Необычайно пусто, как это бывает, когда что-то случилось и все туда, где случилось и где тебя нет, ушли. Пробуждаясь все больше, Федька вынуждена была включаться в теремные интересы, в которых не было для нее никакого смысла.
Происходило что-то у нее за спиной.
Кроме прикованных цепью к стене близнецов-кандальников, кроме обросшего овечьей шкурой голого человека, да исхудалого мужичка с лихорадочной бледностью в лице, который, болезненно поджавшись, прикорнул на охапке соломы, – кроме этих немощных, народ весь, кто только стоять мог, подался к окнам. Просвета не оставалось – всё косматые затылки и серые спины. Кому не пришлось пролезть вперед, вскарабкался на скамью и навалился на стоявших, опираясь на плечи, тянулся на цыпочки, заглядывал через головы в скважины окон.
Слышно было: водка. Бочка или две. Это первое, что разобрала Федька. Нестройный гул, который создавали сотни людей – разговорами, переходами, натужным выкриком, перекличкой, – этот гул рождался за стенами тюрьмы, а сюда доносились отголоски, здесь повторяли, пересмеивали, переиначивали. Пробуя свое жестяное нутро, ударил и смолк барабан, ему, спохватившись, вторили другие барабаны – дальше и ближе по площади.

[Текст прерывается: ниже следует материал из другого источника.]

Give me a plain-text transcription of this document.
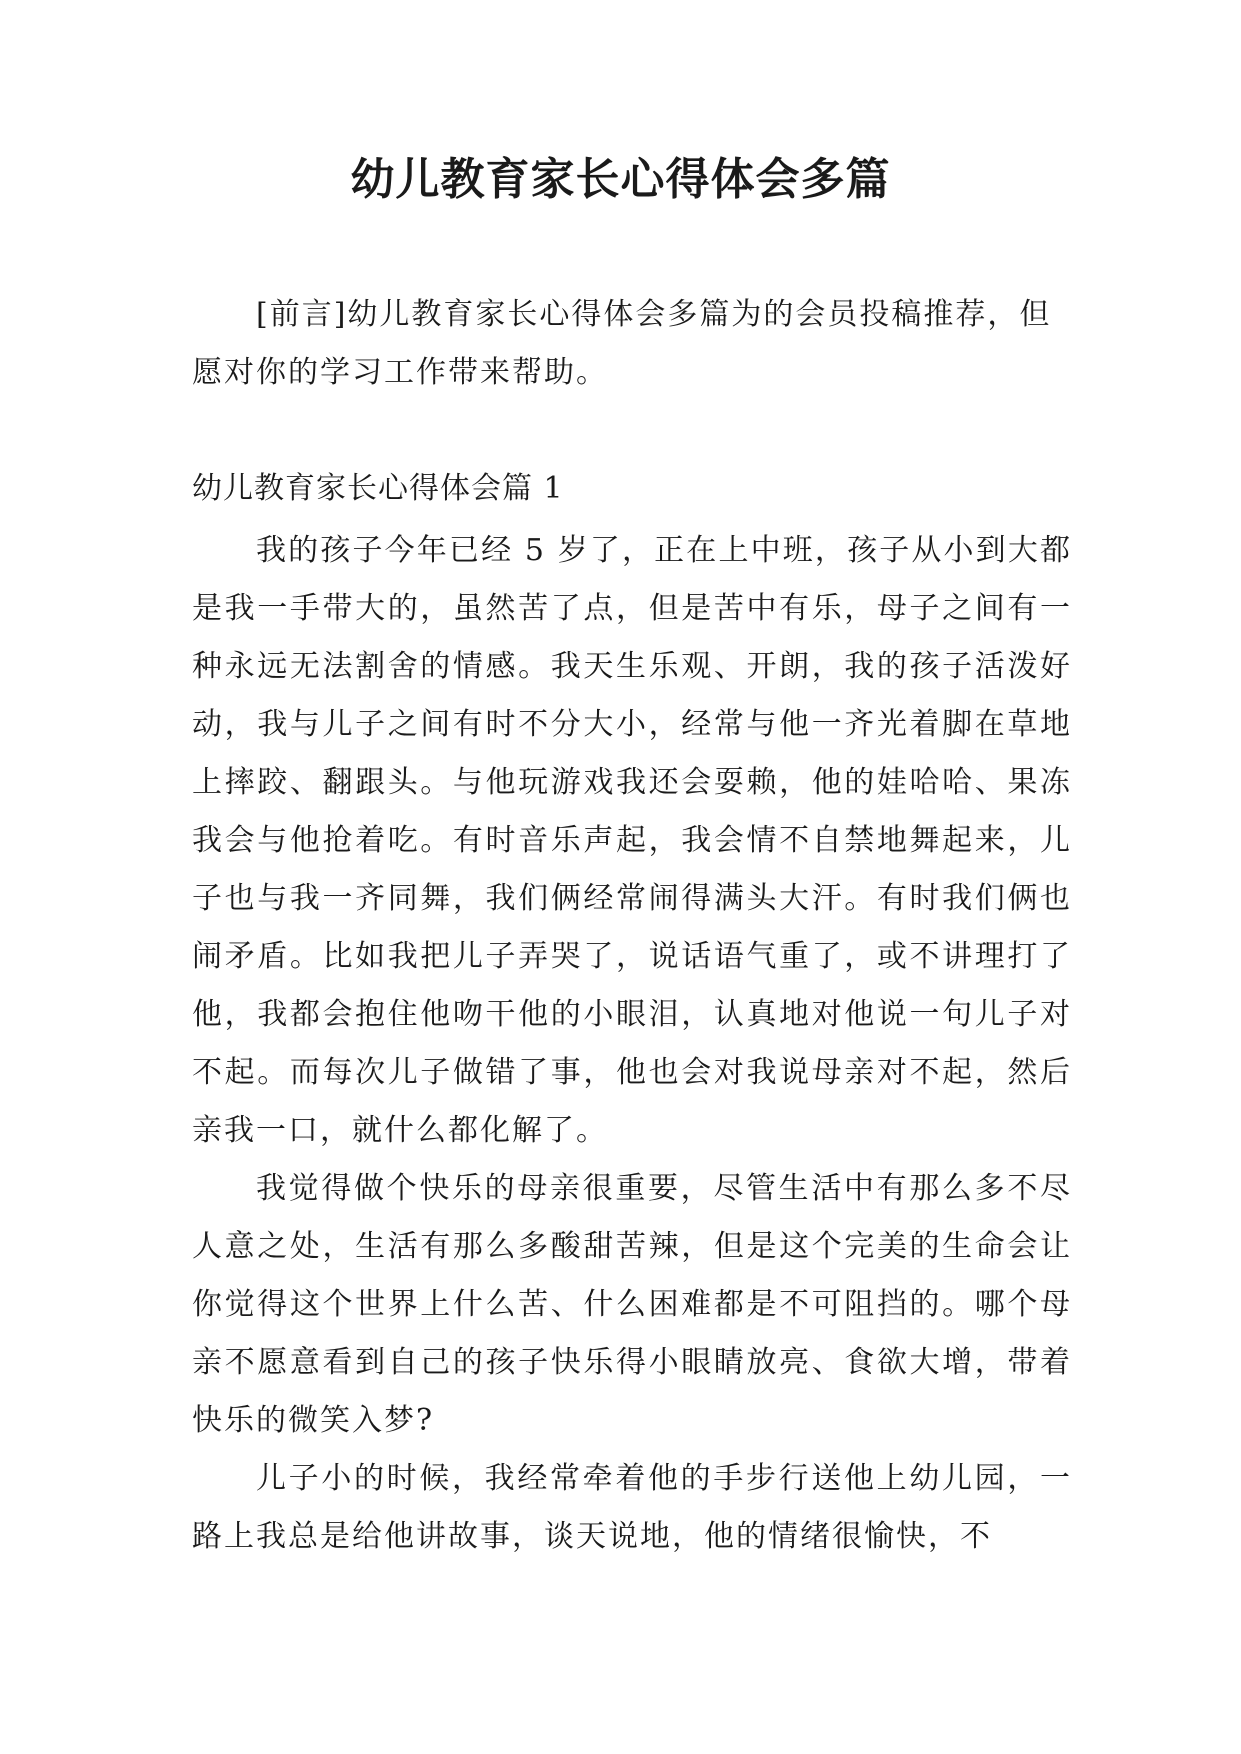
幼儿教育家长心得体会多篇

[前言]幼儿教育家长心得体会多篇为的会员投稿推荐，但愿对你的学习工作带来帮助。

幼儿教育家长心得体会篇 1

我的孩子今年已经 5 岁了，正在上中班，孩子从小到大都是我一手带大的，虽然苦了点，但是苦中有乐，母子之间有一种永远无法割舍的情感。我天生乐观、开朗，我的孩子活泼好动，我与儿子之间有时不分大小，经常与他一齐光着脚在草地上摔跤、翻跟头。与他玩游戏我还会耍赖，他的娃哈哈、果冻我会与他抢着吃。有时音乐声起，我会情不自禁地舞起来，儿子也与我一齐同舞，我们俩经常闹得满头大汗。有时我们俩也闹矛盾。比如我把儿子弄哭了，说话语气重了，或不讲理打了他，我都会抱住他吻干他的小眼泪，认真地对他说一句儿子对不起。而每次儿子做错了事，他也会对我说母亲对不起，然后亲我一口，就什么都化解了。

我觉得做个快乐的母亲很重要，尽管生活中有那么多不尽人意之处，生活有那么多酸甜苦辣，但是这个完美的生命会让你觉得这个世界上什么苦、什么困难都是不可阻挡的。哪个母亲不愿意看到自己的孩子快乐得小眼睛放亮、食欲大增，带着快乐的微笑入梦?

儿子小的时候，我经常牵着他的手步行送他上幼儿园，一路上我总是给他讲故事，谈天说地，他的情绪很愉快，不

Разрозненный и как бы предварительный, но уже грозный бой подсказывал, что происходит нечто значительное.
Спрашивать не хотелось, а уяснить что толком из замечаний сбившихся возле окон тюремных сидельцев, замечаний скорее выразительных и красочных, чем вразумительных, не представлялось возможным. И водка в бочках, которая часто поминалась тюремниками (голоса их при этом приобретали все мыслимые оттенки человеческого чувства: ласковые, ревнивые, ругательные, одобрительные и даже понудительно-раздраженные), и непродолжительный, с ленцой бой барабанов, и гул сотенных толп, и ушат с мочеными батогами, и какая-то хваткая девка – тюремники дружно загудели – все это укладывалось в Федькином сознании по отдельности, без разумной связи и понятия.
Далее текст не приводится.